The NGO conducted a survey last year on equal treatment and opportunities for people with HIV in business through companies with which they collaborate. 18% of those surveyed answered that they would feel between something and very uncomfortable in a bar or restaurant where someone with HIV works. “This occurs in highly educated environments and a business culture that is very sensitive to this issue, where they try to raise awareness of this reality, which makes us think that the figures would be even worse outside,” says Gómez.
In this same survey, the refusal to buy in a store with HIV-positive workers drops to 11%. The situation has improved over the years: in 2013 this percentage was 38%. In the latest survey, there are only two settings where the presence of people with HIV generates more rejection than the hospitality industry: health centers (24%) and the school of the children of the respondents (25%).
The stigma that HIV continues to cause left chef Raül Balam Ruscalleda “speechless” when Trabajando en Positivo went to ask for help for his cause. “I was not aware of this situation and the truth is that I am a bit ashamed of it. But in my restaurant [con dos estrellas Michelin] It would not occur to us to ask someone if they have HIV or not when hiring them ”, he says. “I guess the fear comes from the knives.

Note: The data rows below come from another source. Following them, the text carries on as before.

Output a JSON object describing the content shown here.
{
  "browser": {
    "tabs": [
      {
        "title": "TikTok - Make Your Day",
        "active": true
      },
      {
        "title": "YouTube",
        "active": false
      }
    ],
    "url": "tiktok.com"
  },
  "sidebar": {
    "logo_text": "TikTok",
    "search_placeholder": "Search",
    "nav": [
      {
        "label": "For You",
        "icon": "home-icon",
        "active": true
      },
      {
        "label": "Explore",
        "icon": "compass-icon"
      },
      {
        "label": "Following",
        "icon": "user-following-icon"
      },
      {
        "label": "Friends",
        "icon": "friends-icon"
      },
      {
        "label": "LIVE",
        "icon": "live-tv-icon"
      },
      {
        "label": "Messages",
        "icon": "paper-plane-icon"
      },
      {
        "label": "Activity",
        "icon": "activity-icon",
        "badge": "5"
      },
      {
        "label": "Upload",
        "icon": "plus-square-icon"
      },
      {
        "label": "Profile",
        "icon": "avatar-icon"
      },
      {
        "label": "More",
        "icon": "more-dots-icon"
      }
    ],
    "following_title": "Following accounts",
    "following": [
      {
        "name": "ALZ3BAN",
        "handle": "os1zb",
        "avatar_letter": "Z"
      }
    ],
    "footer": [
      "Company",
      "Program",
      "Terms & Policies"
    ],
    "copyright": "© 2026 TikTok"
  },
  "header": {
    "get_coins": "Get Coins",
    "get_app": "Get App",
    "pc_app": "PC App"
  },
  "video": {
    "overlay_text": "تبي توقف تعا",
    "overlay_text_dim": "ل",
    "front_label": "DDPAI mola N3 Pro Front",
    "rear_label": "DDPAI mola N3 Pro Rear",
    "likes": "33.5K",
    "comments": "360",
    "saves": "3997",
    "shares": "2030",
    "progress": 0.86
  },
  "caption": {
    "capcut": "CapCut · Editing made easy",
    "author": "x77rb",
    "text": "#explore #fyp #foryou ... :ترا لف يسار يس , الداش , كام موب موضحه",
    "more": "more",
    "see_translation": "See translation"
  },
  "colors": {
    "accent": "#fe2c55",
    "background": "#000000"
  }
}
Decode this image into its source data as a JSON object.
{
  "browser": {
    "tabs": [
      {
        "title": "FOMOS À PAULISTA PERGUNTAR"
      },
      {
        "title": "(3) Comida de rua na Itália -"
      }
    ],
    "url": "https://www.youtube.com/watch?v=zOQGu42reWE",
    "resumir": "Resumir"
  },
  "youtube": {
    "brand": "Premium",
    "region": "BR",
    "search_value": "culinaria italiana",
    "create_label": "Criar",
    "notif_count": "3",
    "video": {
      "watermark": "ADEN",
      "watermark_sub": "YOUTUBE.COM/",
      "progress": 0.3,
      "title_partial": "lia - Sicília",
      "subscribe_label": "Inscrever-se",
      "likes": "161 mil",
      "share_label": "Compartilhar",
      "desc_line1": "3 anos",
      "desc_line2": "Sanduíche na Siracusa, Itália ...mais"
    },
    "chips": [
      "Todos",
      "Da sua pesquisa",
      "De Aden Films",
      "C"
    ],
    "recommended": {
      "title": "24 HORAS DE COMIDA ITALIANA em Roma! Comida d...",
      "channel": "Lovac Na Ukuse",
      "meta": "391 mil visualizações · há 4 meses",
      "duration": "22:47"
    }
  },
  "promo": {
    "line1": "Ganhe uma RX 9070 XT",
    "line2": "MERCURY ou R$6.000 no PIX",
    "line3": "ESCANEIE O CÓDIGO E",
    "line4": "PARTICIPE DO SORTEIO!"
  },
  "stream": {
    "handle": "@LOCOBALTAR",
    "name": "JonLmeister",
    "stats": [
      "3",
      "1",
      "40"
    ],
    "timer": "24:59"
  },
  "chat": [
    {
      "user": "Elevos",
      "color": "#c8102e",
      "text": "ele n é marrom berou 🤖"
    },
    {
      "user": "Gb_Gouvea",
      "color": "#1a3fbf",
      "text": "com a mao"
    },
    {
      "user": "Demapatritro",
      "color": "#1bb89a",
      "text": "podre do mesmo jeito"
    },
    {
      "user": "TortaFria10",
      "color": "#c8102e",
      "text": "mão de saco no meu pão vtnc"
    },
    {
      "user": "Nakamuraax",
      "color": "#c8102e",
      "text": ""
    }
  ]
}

But this shouldn’t be of more concern [en personas seropositivas]. If someone cuts himself, whoever he is, everyone stops, we calm down, we see the severity of the cut, we disinfect the area and continue working ”, he adds.
María José Gay has already given up working in the kitchen, although not only because of the virus, but because of the many health problems it has caused. What is clear to him is that some rejections he has suffered over the years in the kitchen have to do with his serological status: “When you go to look for a job, the first thing on my disability certificate is that I have HIV and from They no longer caught me there ”.
George Holan is chief editor at Plainsmen Post and has articles published in many notable publications in the last decade.